Durch einen Streitwert von 30.000,- EUR wurde der Fünfminuteneinsatz recht üppig entlohnt und es bleibt festzuhalten, dass die Einlegung eines Rechtsmittels wohlüberlegt sein will, dessen Rücknahme nicht nur dem Gericht mitgeteilt werden sollte und es auf der anderen Seite nicht schaden kann, die Verteidigungsbereitschaft stets umgehend anzuzeigen. Von Zwangsvollstreckungsverfahren, bei denen zwei Stunden Arbeit knapp 20,- EUR abwerfen, berichte ich ein anderes Mal. 

Mittwoch, 6. Dezember 2017

"Sayn-Wittgenstein, Fürstin von, Doris"

Der Deppenwettlauf um den entlarvendsten Artikel über eine Rechtsanwältin aus Kiel, die im Landtagsinformationssystem Schleswig-Holstein wie in der Überschrift wiedergegeben gelistet ist, hat nach deren Rede beim Bundesparteitag der AfD in Hannover begonnen. Ein schönes Beispiel für minderwertigen Journalismus liefert Volontär Jörn Wenge mit seinem Artikel „Ich vermute, dass sie adoptiert worden ist“ in der Online-Ausgabe der "Frankfurter Allgemeine Zeitung".

Schon die Unterüberschrift seines Artikels zeigt, dass er einem Angehörigen der pfiffigsten Hochstaplerkaste in Deutschland auf den Leim gegangen ist: "Ein Fürst und vermeintlicher Verwandter hat eine Idee." Jedenfalls liegt unser Jörn mit der ihm untergeschobenen Vorstellung, es gäbe in Deutschland noch Fürsten, vollständig daneben. Der Volontär schwafelt von Neu-Adligen als ob es noch Alt-Adlige gäbe und lässt einen Wichtigtuer, der auf der Webseite "sayn.de" selbst ungeniert verfassungsmäßige Grundsätze zur eigenen Erhöhung ignoriert, in Bezug auf die Vorsitzende des Landesverbandes der AfD in Schleswig-Holstein ohne einen Funken von Ironie als "Fürst" die Worte „Das ist ganz offensichtlich Hochstapelei“ zum Besten geben. Soviel zum staatsrechtlichen Verständnis von Nachwuchsjournalisten bei der Präsentation deutschen Scheinadels.

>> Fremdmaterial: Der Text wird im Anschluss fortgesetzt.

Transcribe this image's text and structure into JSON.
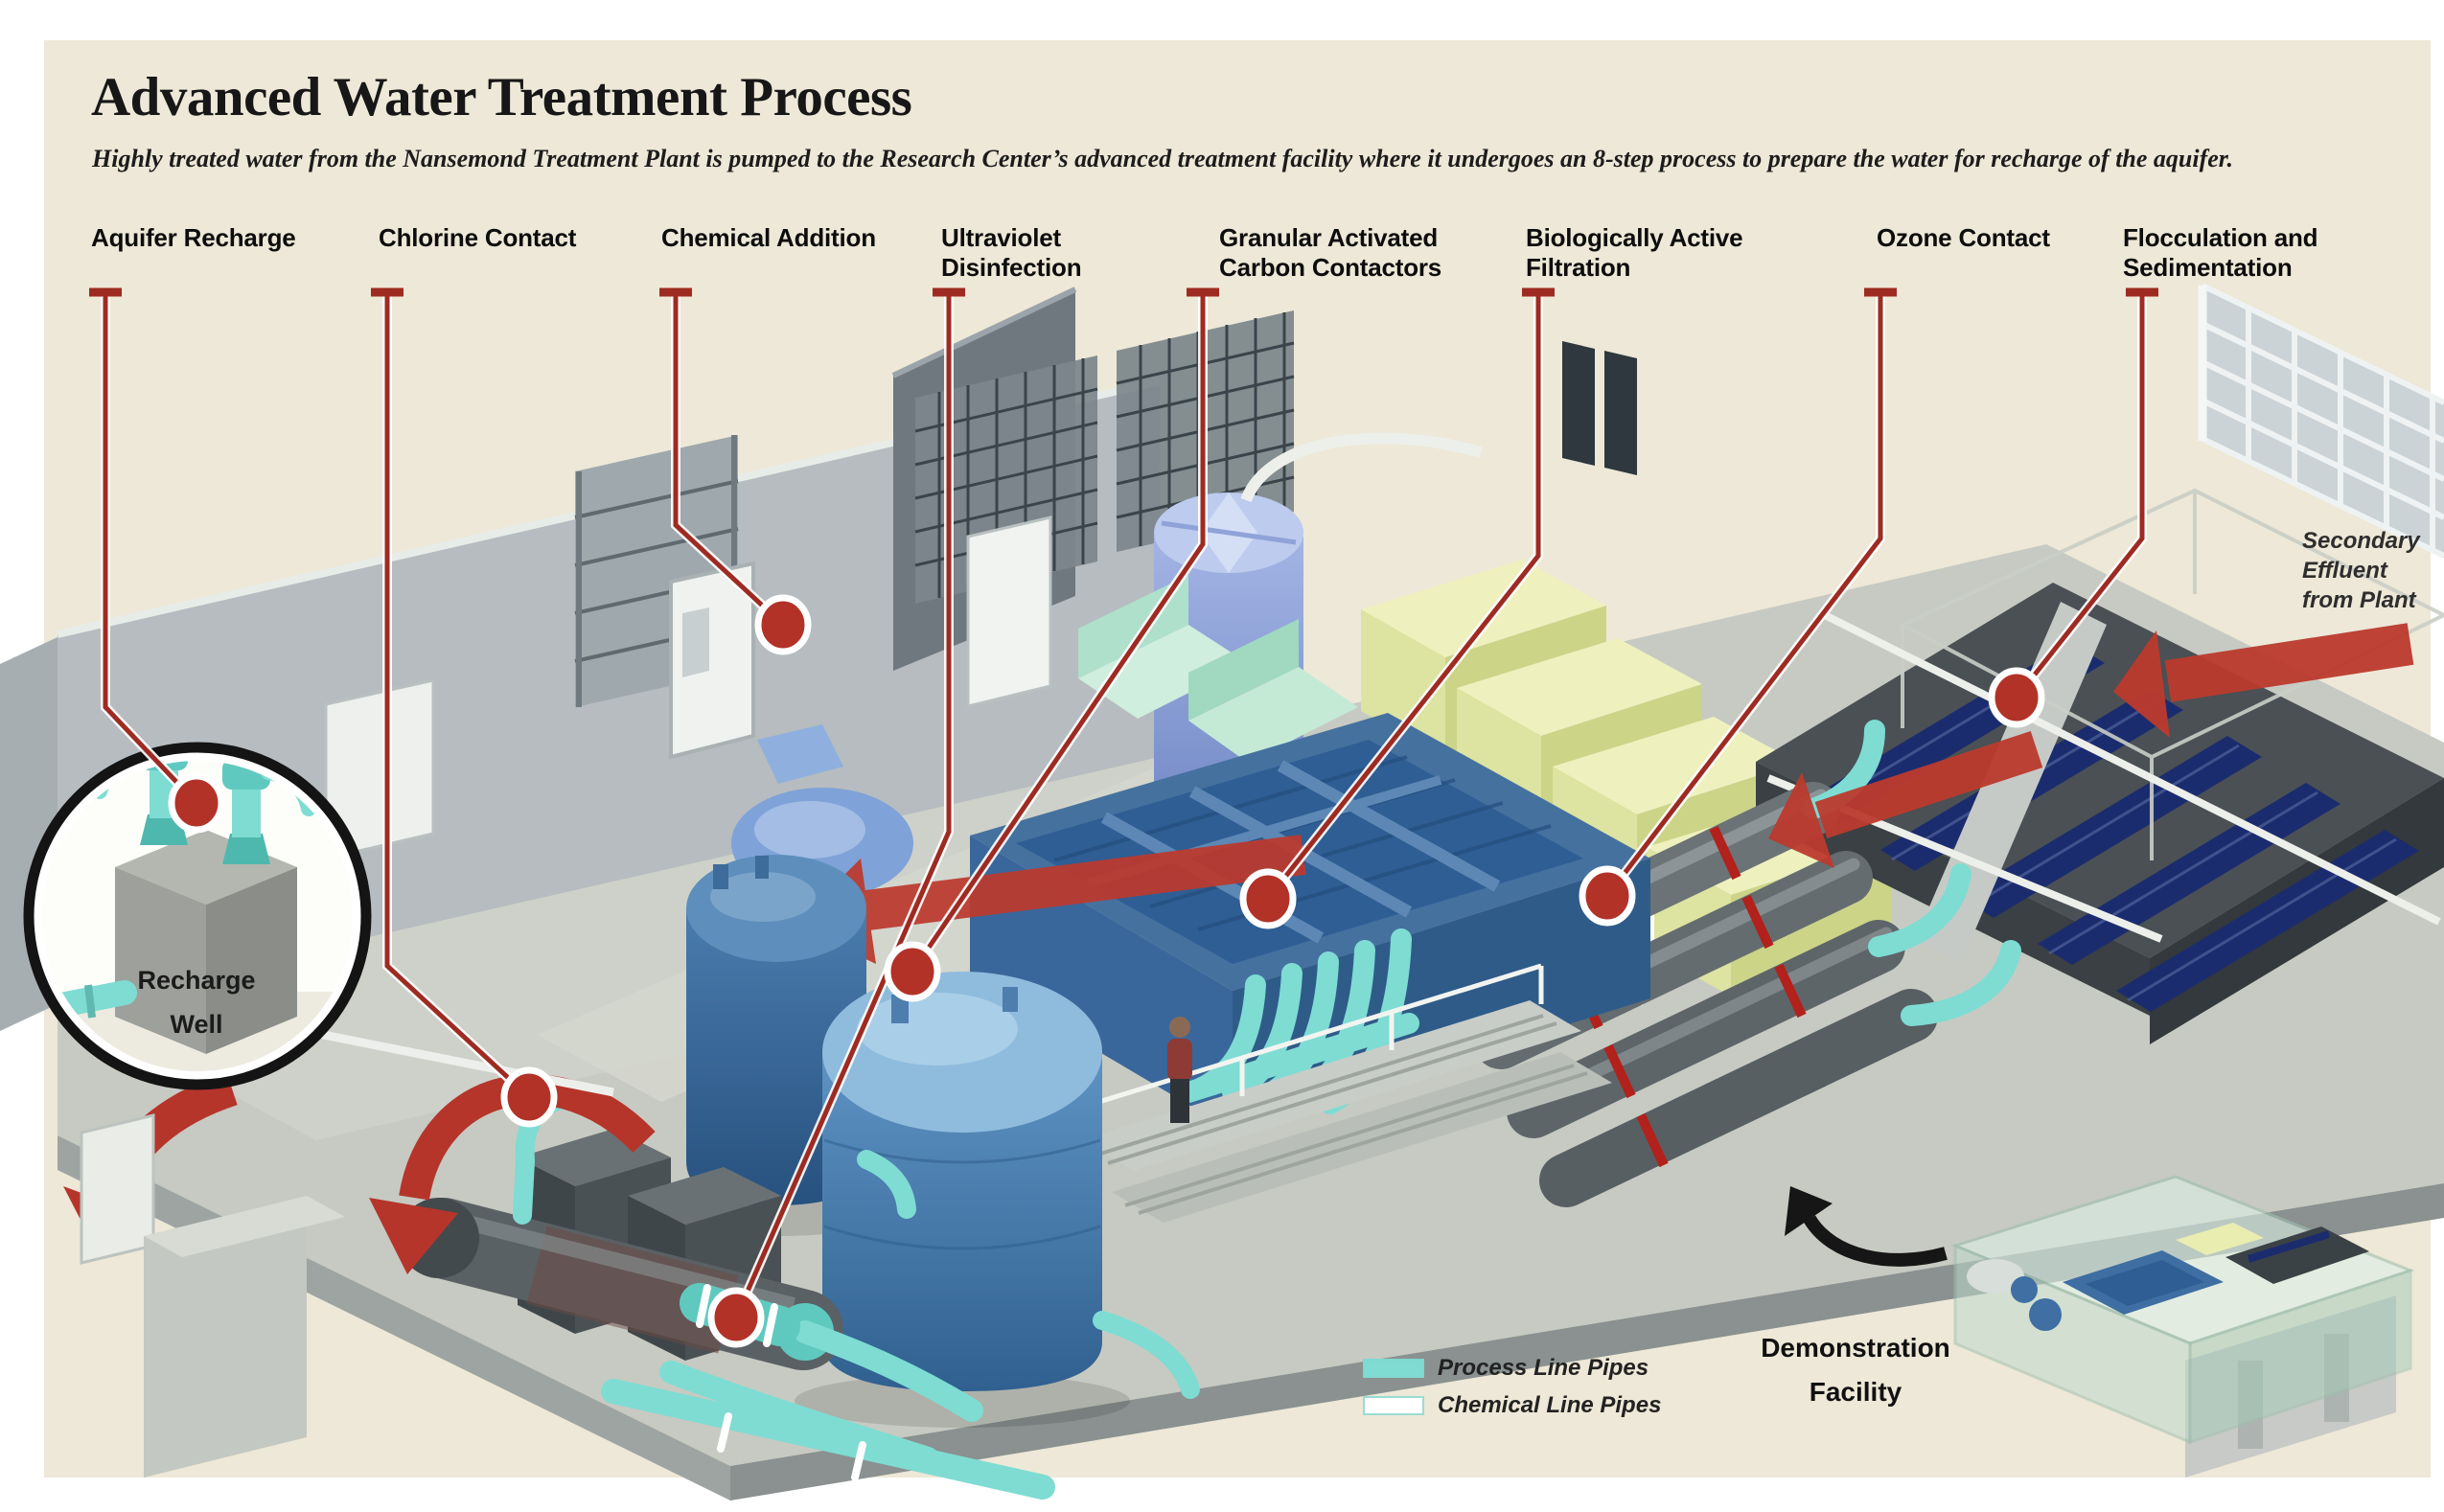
{
  "header": {
    "title": "Advanced Water Treatment Process",
    "subtitle": "Highly treated water from the Nansemond Treatment Plant is pumped to the Research Center’s advanced treatment facility where it undergoes an 8-step process to prepare the water for recharge of the aquifer."
  },
  "process_steps": [
    {
      "id": "aquifer-recharge",
      "label": "Aquifer Recharge"
    },
    {
      "id": "chlorine-contact",
      "label": "Chlorine Contact"
    },
    {
      "id": "chemical-addition",
      "label": "Chemical Addition"
    },
    {
      "id": "ultraviolet-disinfection",
      "label": "Ultraviolet\nDisinfection"
    },
    {
      "id": "granular-activated-carbon-contactors",
      "label": "Granular Activated\nCarbon Contactors"
    },
    {
      "id": "biologically-active-filtration",
      "label": "Biologically Active\nFiltration"
    },
    {
      "id": "ozone-contact",
      "label": "Ozone Contact"
    },
    {
      "id": "flocculation-sedimentation",
      "label": "Flocculation and\nSedimentation"
    }
  ],
  "annotations": {
    "secondary_effluent": "Secondary\nEffluent\nfrom Plant",
    "recharge_well": "Recharge\nWell",
    "demonstration_facility": "Demonstration\nFacility"
  },
  "legend": {
    "items": [
      {
        "label": "Process Line Pipes",
        "swatch_color": "#7EDCD3"
      },
      {
        "label": "Chemical Line Pipes",
        "swatch_color": "#FFFFFF"
      }
    ]
  },
  "colors": {
    "background": "#EDE8D7",
    "leader_red": "#9E2B22",
    "dot_red": "#B23228",
    "arrow_red": "#BC3A2E",
    "pipe_teal": "#7EDCD3",
    "vessel_blue": "#3F6FA3",
    "baf_cell_yellow": "#E9EDB0",
    "basin_water_blue": "#1B2C6E"
  }
}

Ich selbst konnte mir anschließend eine Anfrage an den Schleswig-Holsteinischen Landtag nicht verkneifen:

"Guten Tag,

anlässlich der Presseberichterstattung über "Frau Fürstin von Sayn-Wittgenstein" möchte ich meinen Lesern in meinem Blog erklären, was es mit der Namensführung dieser Parlamentarierin auf sich hat. Sie kennen ja sicher den bis heute gültigen Artikel 109 Weimarer Reichsverfassung, der bestimmt: "Öffentlich-rechtliche Vorrechte oder Nachteile der Geburt oder des Standes sind aufzuheben. Adelsbezeichnungen gelten nur als Teil des Namens und dürfen nicht mehr verliehen werden."

Wenn ich nun im Landtagsinformationssystem Schleswig-Holstein lese:

"Sayn-Wittgenstein, Fürstin von, Doris"

scheint es so, als möchten Sie das Privileg eines Adelstitels berücksichtigen. Denn wenn der Nachname "Fürstin von Sayn-Wittgenstein" wäre, kann ich mir schlicht nicht erklären, warum dort nicht auch steht "Fürstin von Sayn-Wittgenstein, Doris." Wollen Sie mit der konkreten Listung in Ihrer Datenbank ein Privileg suggerieren? Werden Nachnamen nicht durchgängig gleichmäßig als Nachnamen behandelt und werden Namensträger, die eine Adelsbezeichnung im Namen tragen, anders gelistet als jeder andere Namensträger? Oder glauben Sie, dass die gelistete Parlamentarierin tatsächlich Fürstin ist?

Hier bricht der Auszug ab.